Denmark cracks down on ‘greedy’ payday loans

Denmark cracks down on 'greedy' payday loans
Photo: Kristian Djurhuus/Ritzau Scanpix
A broad parliamentary majority agreed on Thursday the terms of a bill which will tighten Denmark’s regulatory grip on payday loans.

The government along with its left wing parliamentary allies support the agreement, as do opposition parties Liberal, the Danish People’s Party and Ny Borgelige and the unaligned Alternative party.

The agreement aims to clamp down on payday loans which have left a significant number of younger Danes in debt, according to a press statement released on Thursday by the Ministry of Industry, Business and Financial Affairs.

Under the new rules, limits will be set on the maximum annual cost of a consumer loan as well as on the maximum interest and fees payable on loans.

Additionally, commercials and other advertising of pay day loans will be more tightly regulated.

“I am very proud that we are now, for the first time, doing something about the pay day loans which have trapped many, particularly young and underprivileged people, in unmanageable debt,” business minister Simon Kollerup said in the press statement.

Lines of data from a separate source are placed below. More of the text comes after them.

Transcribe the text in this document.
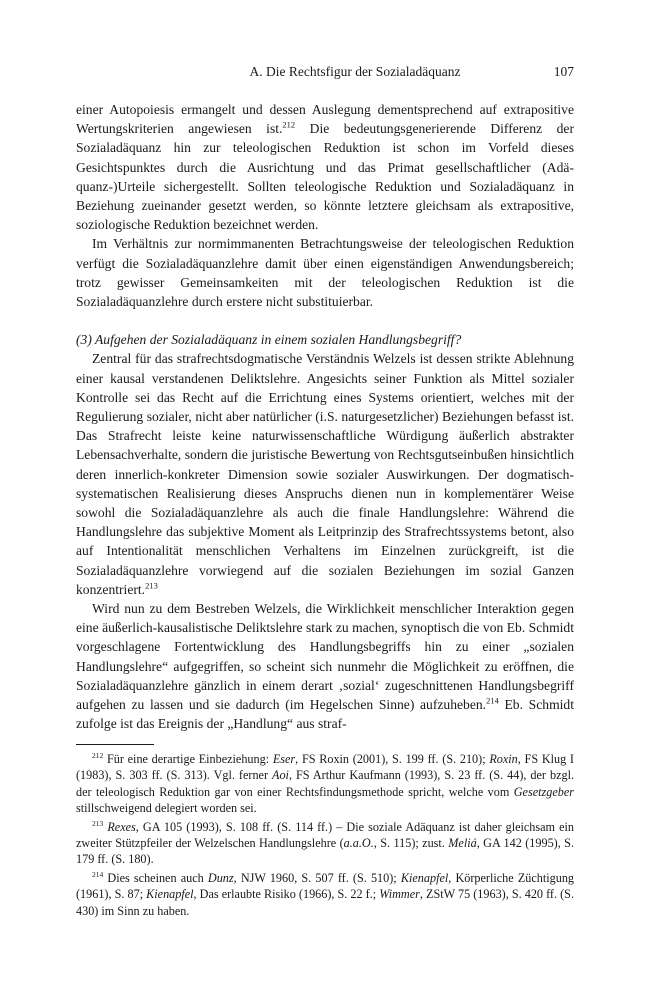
A. Die Rechtsfigur der Sozialadäquanz	107

einer Autopoiesis ermangelt und dessen Auslegung dementsprechend auf extrapositive Wertungskriterien angewiesen ist.$^{212}$ Die bedeutungsgenerierende Differenz der Sozialadäquanz hin zur teleologischen Reduktion ist schon im Vorfeld dieses Gesichtspunktes durch die Ausrichtung und das Primat gesellschaftlicher (Adäquanz-)Urteile sichergestellt. Sollten teleologische Reduktion und Sozialadäquanz in Beziehung zueinander gesetzt werden, so könnte letztere gleichsam als extrapositive, soziologische Reduktion bezeichnet werden.

Im Verhältnis zur normimmanenten Betrachtungsweise der teleologischen Reduktion verfügt die Sozialadäquanzlehre damit über einen eigenständigen Anwendungsbereich; trotz gewisser Gemeinsamkeiten mit der teleologischen Reduktion ist die Sozialadäquanzlehre durch erstere nicht substituierbar.

(3) Aufgehen der Sozialadäquanz in einem sozialen Handlungsbegriff?

Zentral für das strafrechtsdogmatische Verständnis Welzels ist dessen strikte Ablehnung einer kausal verstandenen Deliktslehre. Angesichts seiner Funktion als Mittel sozialer Kontrolle sei das Recht auf die Errichtung eines Systems orientiert, welches mit der Regulierung sozialer, nicht aber natürlicher (i.S. naturgesetzlicher) Beziehungen befasst ist. Das Strafrecht leiste keine naturwissenschaftliche Würdigung äußerlich abstrakter Lebensachverhalte, sondern die juristische Bewertung von Rechtsgutseinbußen hinsichtlich deren innerlich-konkreter Dimension sowie sozialer Auswirkungen. Der dogmatisch-systematischen Realisierung dieses Anspruchs dienen nun in komplementärer Weise sowohl die Sozialadäquanzlehre als auch die finale Handlungslehre: Während die Handlungslehre das subjektive Moment als Leitprinzip des Strafrechtssystems betont, also auf Intentionalität menschlichen Verhaltens im Einzelnen zurückgreift, ist die Sozialadäquanzlehre vorwiegend auf die sozialen Beziehungen im sozial Ganzen konzentriert.$^{213}$

Wird nun zu dem Bestreben Welzels, die Wirklichkeit menschlicher Interaktion gegen eine äußerlich-kausalistische Deliktslehre stark zu machen, synoptisch die von Eb. Schmidt vorgeschlagene Fortentwicklung des Handlungsbegriffs hin zu einer „sozialen Handlungslehre“ aufgegriffen, so scheint sich nunmehr die Möglichkeit zu eröffnen, die Sozialadäquanzlehre gänzlich in einem derart ‚sozial‘ zugeschnittenen Handlungsbegriff aufgehen zu lassen und sie dadurch (im Hegelschen Sinne) aufzuheben.$^{214}$ Eb. Schmidt zufolge ist das Ereignis der „Handlung“ aus straf-

$^{212}$ Für eine derartige Einbeziehung: Eser, FS Roxin (2001), S. 199 ff. (S. 210); Roxin, FS Klug I (1983), S. 303 ff. (S. 313). Vgl. ferner Aoi, FS Arthur Kaufmann (1993), S. 23 ff. (S. 44), der bzgl. der teleologisch Reduktion gar von einer Rechtsfindungsmethode spricht, welche vom Gesetzgeber stillschweigend delegiert worden sei.

$^{213}$ Rexes, GA 105 (1993), S. 108 ff. (S. 114 ff.) – Die soziale Adäquanz ist daher gleichsam ein zweiter Stützpfeiler der Welzelschen Handlungslehre (a.a.O., S. 115); zust. Meliá, GA 142 (1995), S. 179 ff. (S. 180).

$^{214}$ Dies scheinen auch Dunz, NJW 1960, S. 507 ff. (S. 510); Kienapfel, Körperliche Züchtigung (1961), S. 87; Kienapfel, Das erlaubte Risiko (1966), S. 22 f.; Wimmer, ZStW 75 (1963), S. 420 ff. (S. 430) im Sinn zu haben.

“It was high time. We have formed an agreement which protects Danish consumers. This agreement means that our regulation of this area is among the tightest in the EU,” Kollerup added.

Specifically, the new rules will ban all loans with an APR of more than 35 percent. Under current rules, loans with APRs as high as 800 percent exist on the market.

Companies offering loans with APRs higher than 25 percent will be banned from marketing them, meanwhile.

“Companies who behave decently towards their customers can look forward to a relatively easy transition to the new rules, while a number of those who have been the most greedy will have to change their business models. I am happy that parliament is in support of this plan,” Kollerup said.

The agreement also provides funding for counselling for people who find themselves in economic difficulty as a result of the loans, and increased lessons on managing personal economy will be given in schools.